Whatever else I think about these self-reflexive mockumentary pranks like Casey Affleck’s I’m Still Here and now, inappropriately nominated for an Academy Award for best Documentary Film, Banksy’s Exit Through the Gift Shop, I have to admit they reflect their times in ways that real documentaries can’t.

How can I not admire filmmakers who create the reality they’re documenting? Banksy’s film goes steps farther by manufacturing the target demographic, as well. Pretty slick.

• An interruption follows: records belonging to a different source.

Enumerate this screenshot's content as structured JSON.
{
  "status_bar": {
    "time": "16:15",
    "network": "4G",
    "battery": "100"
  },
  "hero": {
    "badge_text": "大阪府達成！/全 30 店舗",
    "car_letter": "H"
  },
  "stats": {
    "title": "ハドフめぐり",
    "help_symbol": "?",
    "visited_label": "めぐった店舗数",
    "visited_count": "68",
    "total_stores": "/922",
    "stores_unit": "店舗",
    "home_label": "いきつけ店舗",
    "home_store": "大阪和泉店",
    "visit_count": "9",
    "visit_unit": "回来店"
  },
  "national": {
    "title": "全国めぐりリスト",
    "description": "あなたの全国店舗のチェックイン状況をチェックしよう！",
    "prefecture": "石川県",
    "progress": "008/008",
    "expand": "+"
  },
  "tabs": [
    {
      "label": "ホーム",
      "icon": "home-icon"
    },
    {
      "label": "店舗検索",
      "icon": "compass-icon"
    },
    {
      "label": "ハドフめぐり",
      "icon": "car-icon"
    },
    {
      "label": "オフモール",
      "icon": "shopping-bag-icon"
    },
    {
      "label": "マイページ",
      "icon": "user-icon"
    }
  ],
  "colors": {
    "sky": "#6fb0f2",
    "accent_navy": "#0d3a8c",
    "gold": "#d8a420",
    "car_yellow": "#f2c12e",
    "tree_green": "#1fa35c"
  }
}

Upon hearing initially about the “political” street artist’s film, I tweeted something along these lines: If street artist Banksy really walked the walk he’d release his film for free under a Creative Commons license like Sita Sings the Blues.

I said that because I hadn’t seen it. Now that I’ve seen it and get the joke, I’m glad to confront its politics: Few films could be farther from the generosity and artistry of Nina Paley’s film.

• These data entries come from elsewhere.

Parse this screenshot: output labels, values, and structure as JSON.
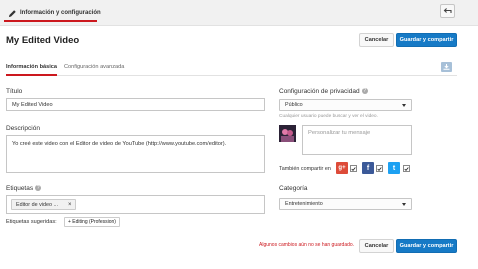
{
  "topbar": {
    "tab_label": "Información y configuración",
    "back_icon": "undo-arrow-icon"
  },
  "header": {
    "title": "My Edited Video",
    "cancel_label": "Cancelar",
    "save_label": "Guardar y compartir"
  },
  "tabs": [
    {
      "label": "Información básica",
      "active": true
    },
    {
      "label": "Configuración avanzada",
      "active": false
    }
  ],
  "basic": {
    "title_label": "Título",
    "title_value": "My Edited Video",
    "description_label": "Descripción",
    "description_value": "Yo creé este video con el Editor de video de YouTube (http://www.youtube.com/editor).",
    "tags_label": "Etiquetas",
    "tag_chip": "Editor de video ...",
    "tag_remove": "×",
    "suggested_label": "Etiquetas sugeridas:",
    "suggested_chip": "+ Editing (Profession)"
  },
  "privacy": {
    "label": "Configuración de privacidad",
    "selected": "Público",
    "hint": "Cualquier usuario puede buscar y ver el video.",
    "message_placeholder": "Personalizar tu mensaje",
    "share_label": "También compartir en",
    "networks": [
      {
        "name": "google-plus-icon",
        "glyph": "g+",
        "color": "#dd4b39"
      },
      {
        "name": "facebook-icon",
        "glyph": "f",
        "color": "#3b5998"
      },
      {
        "name": "twitter-icon",
        "glyph": "t",
        "color": "#1da1f2"
      }
    ]
  },
  "category": {
    "label": "Categoría",
    "selected": "Entretenimiento"
  },
  "footer": {
    "unsaved_text": "Algunos cambios aún no se han guardado.",
    "cancel_label": "Cancelar",
    "save_label": "Guardar y compartir"
  },
  "colors": {
    "accent_red": "#cc181e",
    "primary_blue": "#167ac6",
    "warning_red": "#cc181e"
  }
}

I’ve never trusted the sincerity of Banksy’s anonymous persona or the literal sincerity of his “politics.” I thought his painting of the Gaza wall was glib self-promotion. Now I have my doubts that a real person called “Banksy” even exists.

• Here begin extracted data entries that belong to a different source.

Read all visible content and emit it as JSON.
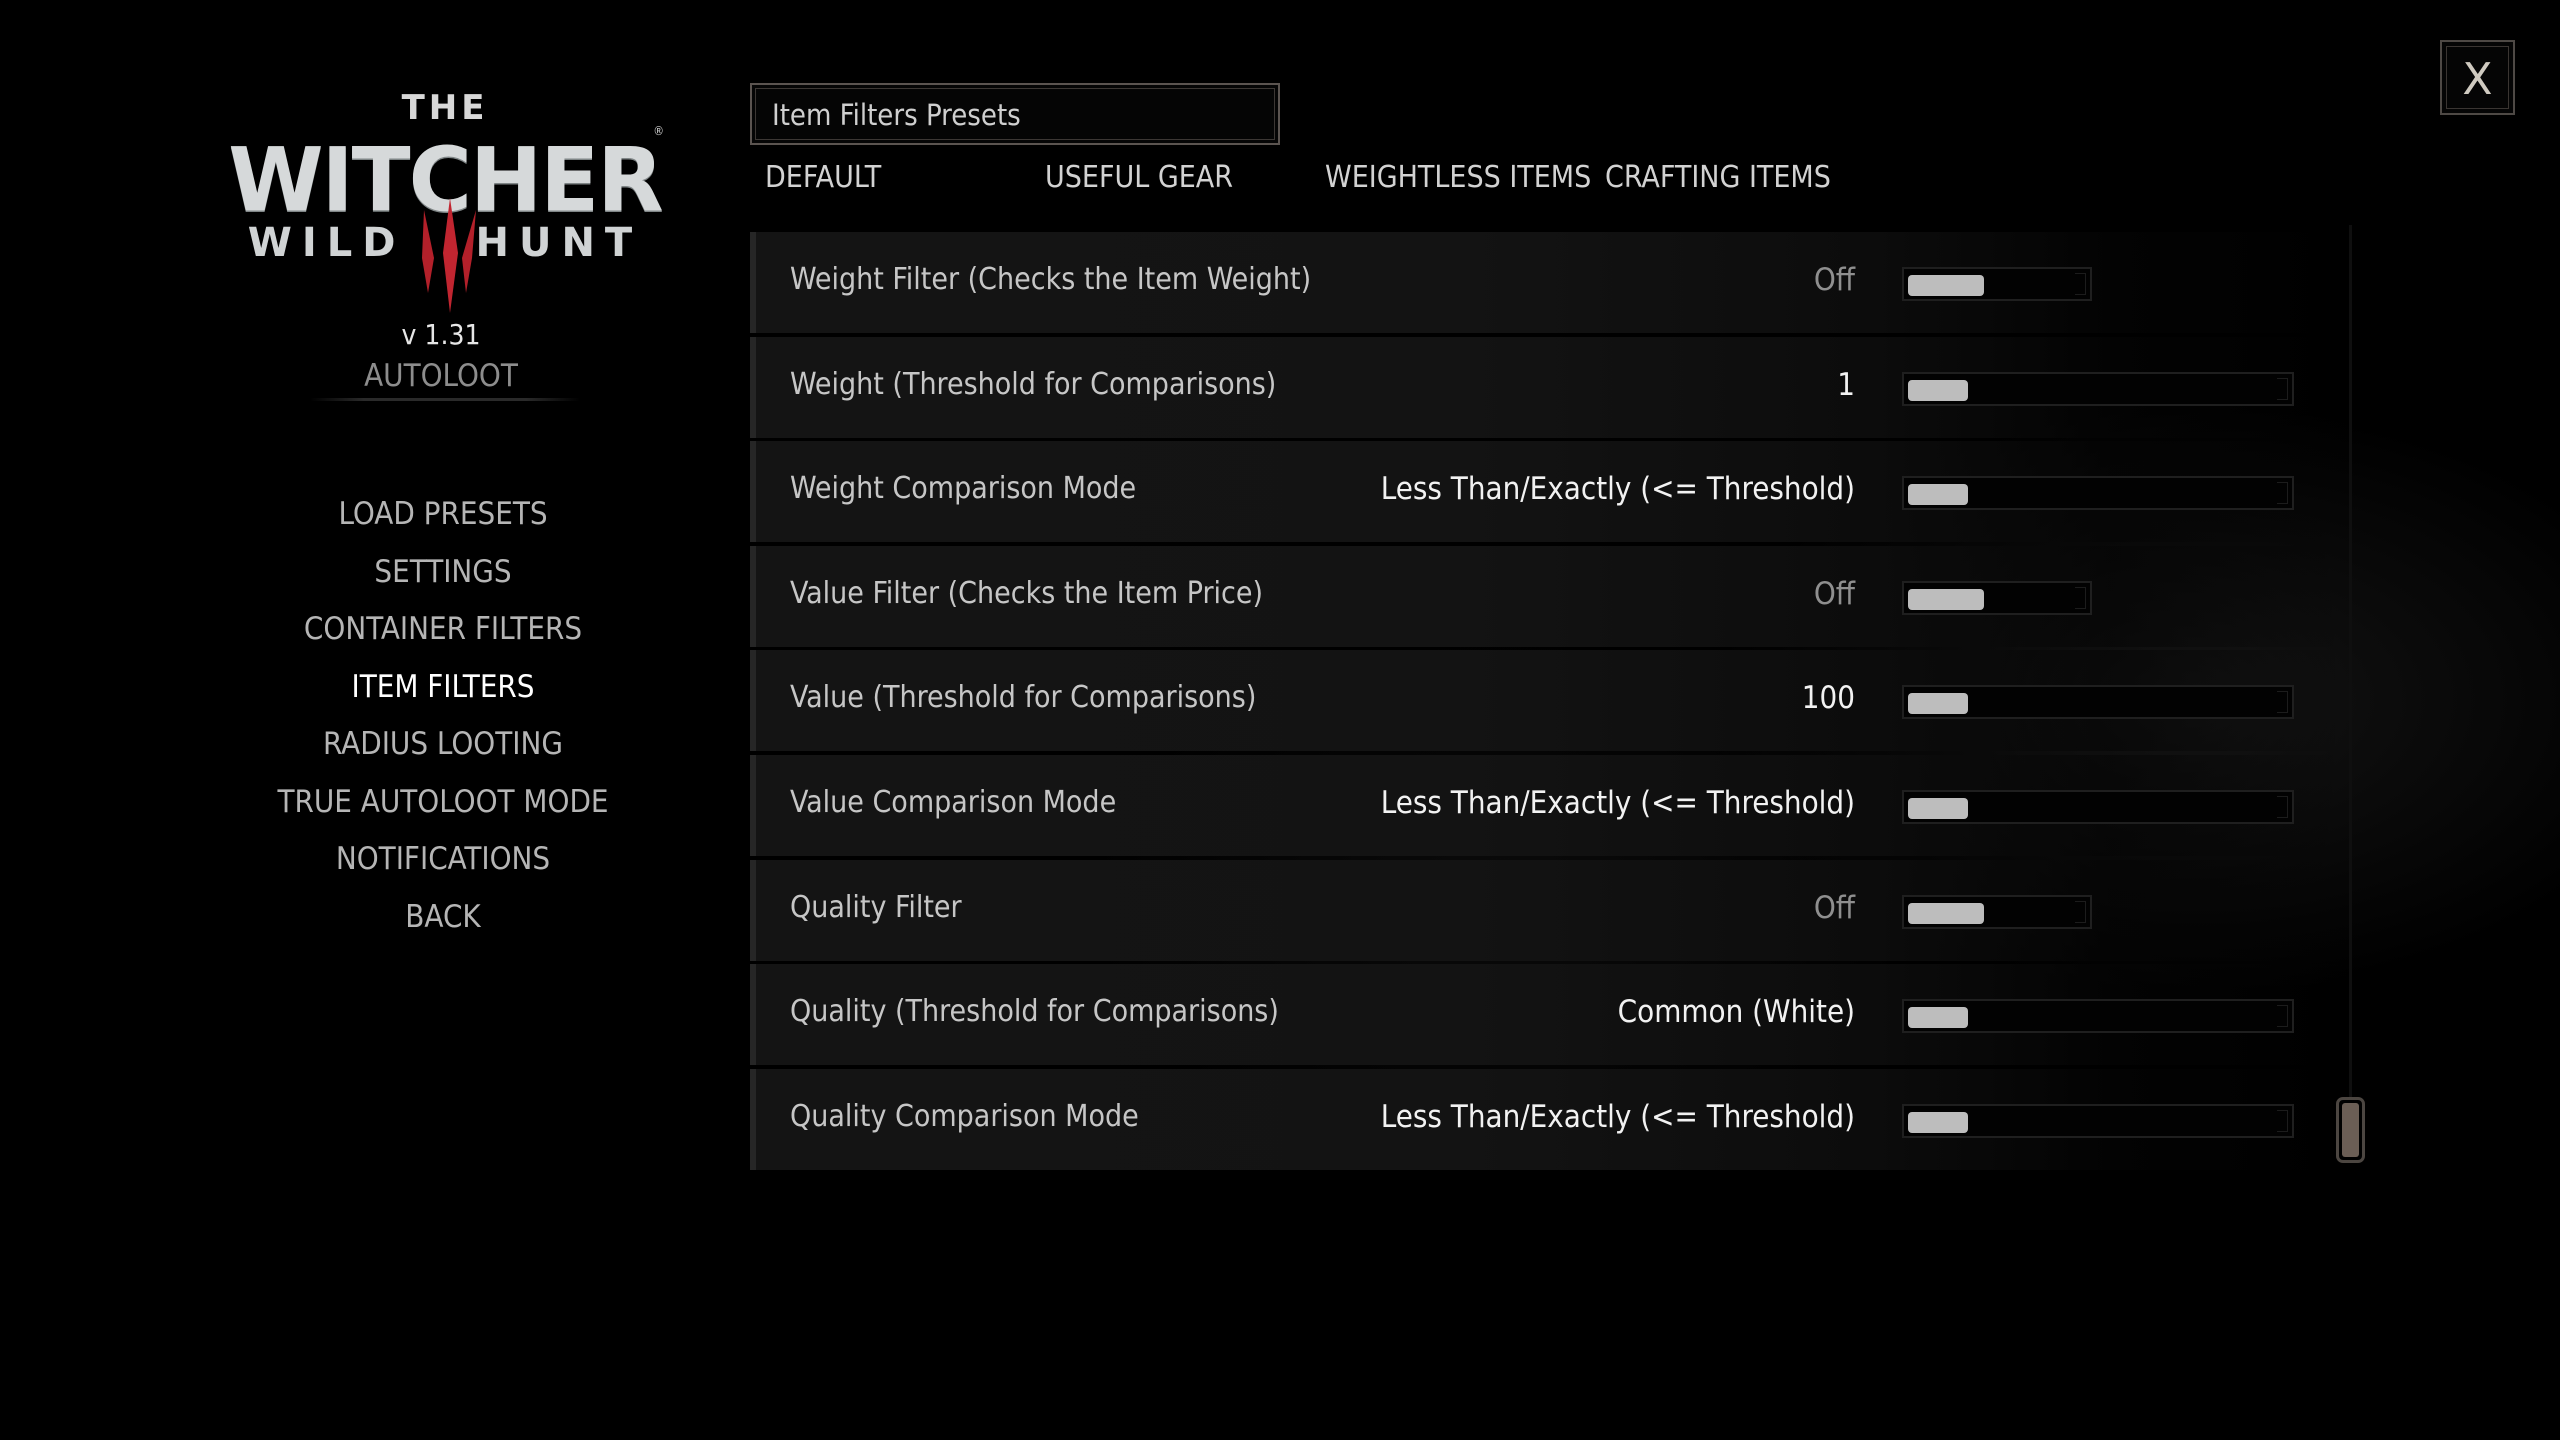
{
  "logo": {
    "the": "THE",
    "witcher": "WITCHER",
    "wild": "WILD",
    "hunt": "HUNT",
    "registered": "®",
    "claw_color": "#b3202a"
  },
  "version": "v 1.31",
  "mod_name": "AUTOLOOT",
  "menu": {
    "active_index": 3,
    "items": [
      {
        "label": "LOAD PRESETS"
      },
      {
        "label": "SETTINGS"
      },
      {
        "label": "CONTAINER FILTERS"
      },
      {
        "label": "ITEM FILTERS"
      },
      {
        "label": "RADIUS LOOTING"
      },
      {
        "label": "TRUE AUTOLOOT MODE"
      },
      {
        "label": "NOTIFICATIONS"
      },
      {
        "label": "BACK"
      }
    ]
  },
  "presets": {
    "title": "Item Filters Presets",
    "tabs": [
      {
        "label": "DEFAULT"
      },
      {
        "label": "USEFUL GEAR"
      },
      {
        "label": "WEIGHTLESS ITEMS"
      },
      {
        "label": "CRAFTING ITEMS"
      }
    ]
  },
  "options": [
    {
      "label": "Weight Filter (Checks the Item Weight)",
      "value": "Off",
      "type": "toggle"
    },
    {
      "label": "Weight (Threshold for Comparisons)",
      "value": "1",
      "type": "slider"
    },
    {
      "label": "Weight Comparison Mode",
      "value": "Less Than/Exactly (<= Threshold)",
      "type": "slider"
    },
    {
      "label": "Value Filter (Checks the Item Price)",
      "value": "Off",
      "type": "toggle"
    },
    {
      "label": "Value (Threshold for Comparisons)",
      "value": "100",
      "type": "slider"
    },
    {
      "label": "Value Comparison Mode",
      "value": "Less Than/Exactly (<= Threshold)",
      "type": "slider"
    },
    {
      "label": "Quality Filter",
      "value": "Off",
      "type": "toggle"
    },
    {
      "label": "Quality (Threshold for Comparisons)",
      "value": "Common (White)",
      "type": "slider"
    },
    {
      "label": "Quality Comparison Mode",
      "value": "Less Than/Exactly (<= Threshold)",
      "type": "slider"
    }
  ],
  "close_button": {
    "label": "X"
  },
  "scroll_position": "bottom"
}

Regardless, even if he did, I wouldn’t believe a word he said.

Exit Through the Gift Shop will probably win its Award, though, if my judgment of the American cultural milieu holds true.

As an antidote, watch Ceský sen. It’s just as mischievous and honestly political. I can’t think of another film in which young artists wrestled with their generation’s need for irony. You won’t find that sort of self-awareness in Banksy’s film.

P.S. I’ve always found smug the art of Shepard Fairey so he certainly belongs in this film.